An Epical End

in #life7 years ago


Apollo 17 begins our final voyage to the moon.

December 1972 was an epical end. Perhaps nothing like it had ever happened before, and perhaps it never will again.

Though heretofore only gods and legendary heroes had made the journey, for four years, twenty-four mortal men braved the half-million mile round trip from the Earth to the moon, and twelve of them walked across its virgin soil. All of them returned home safely.


Gustave Dore, “A Voyage to the Moon.” (1868).

Now Apollo 17 was going to the moon one last time, to bring man’s first exploration of another world to a safe and successful conclusion. Gene Cernan, Jack Schmitt and Ron Evans knew they were making the final lunar launch, and Cernan carried the special weighty feeling in the knowledge that it would be he who would make that last step.

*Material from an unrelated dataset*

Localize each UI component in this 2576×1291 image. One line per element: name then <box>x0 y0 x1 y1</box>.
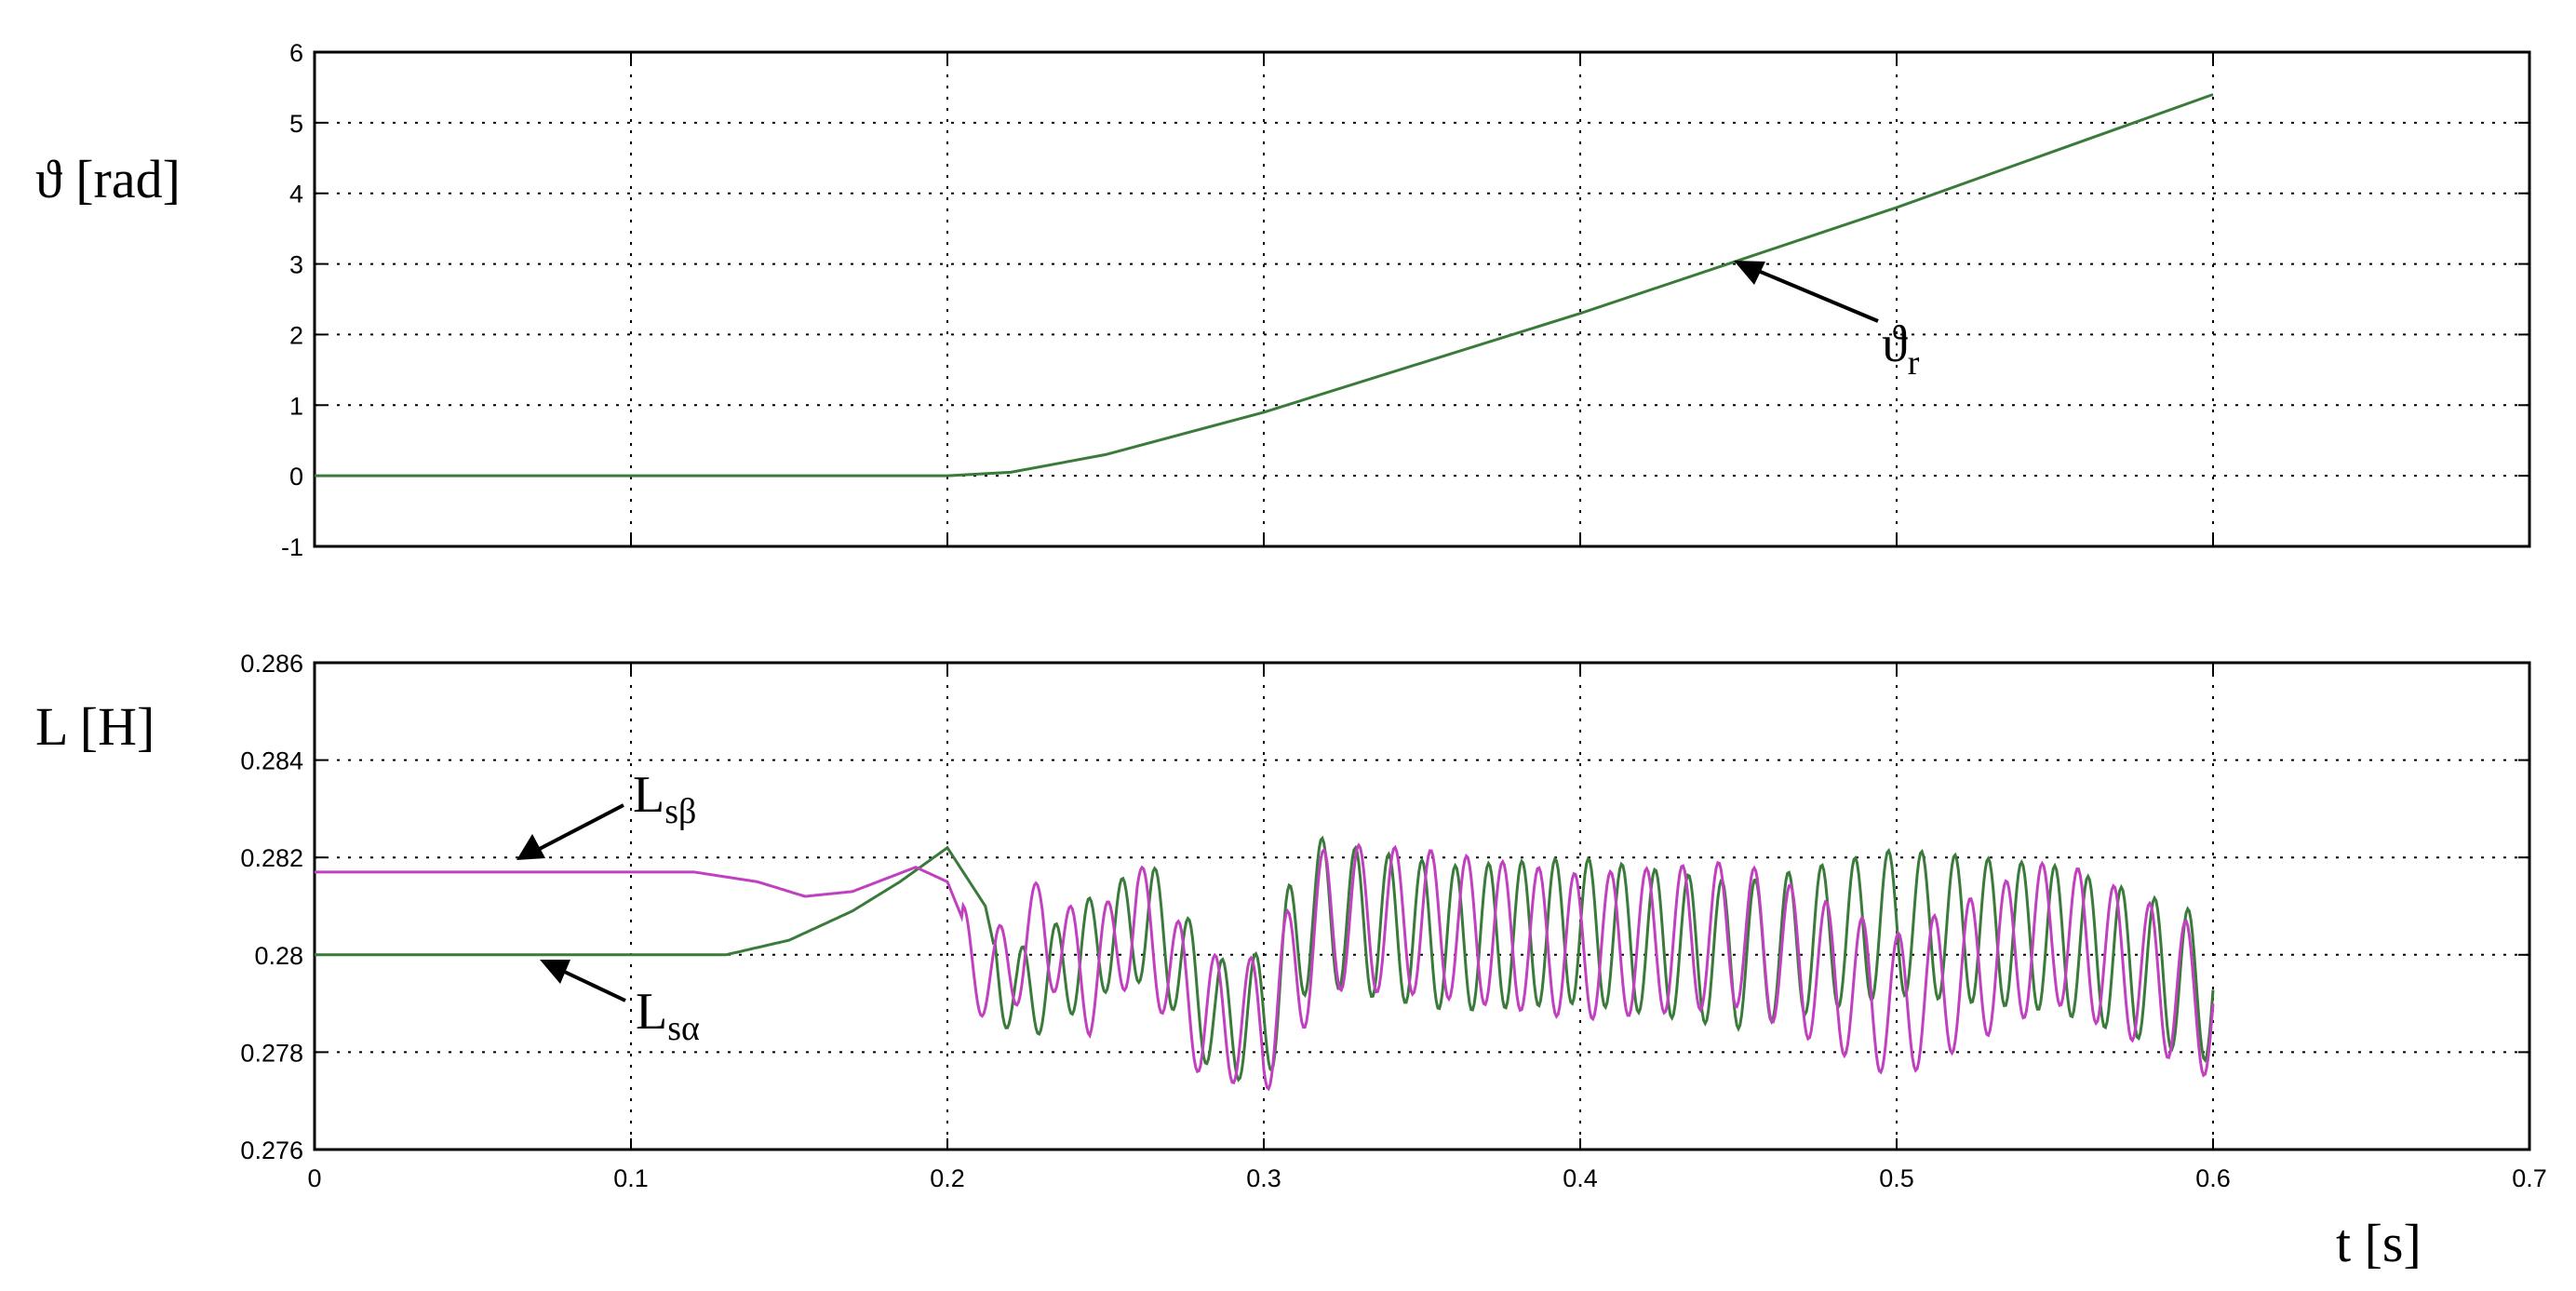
y-tick-label: 5 <box>289 110 303 138</box>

Reaching their landing site, in a spectacular valley called Taurus Littrow, in the moon’s Sea of Serenity, would demand the first nighttime launch in America’s human space program. Formed when an asteroid hit the side of a great volcano, thus excavating some of the deepest and oldest lunar rocks, Taurus Littrow offered the last best hope to unlock the secrets of the moon. In the small hours of December 7th 1972, for the last time with men aboard, the magnificent Saturn-V rocket ignited its engines and obliterated the darkness; a man-made dawn.


A manmade dawn.

Apollo had inspired a generation to think of the future not as some far off abstraction, but as “tomorrow”. It fired the imaginations of people to develop new art, new culture and new technology, from which we all benefit today. It fundamentally shifted the human consciousness.

Seeing our whole world from space for the first time allowed us finally to think of ourselves globally. It was a realisation that came at a critical moment in man’s development — just as he became a threat to his own survival — and that knowledge continues in its potential to save us from ourselves.

Before the first landing on the moon, many had predicted that the feat would never be possible. Now, and very suddenly, the greatest adventure in the history of mankind was coming to an end.

The final flight of Apollo was underway.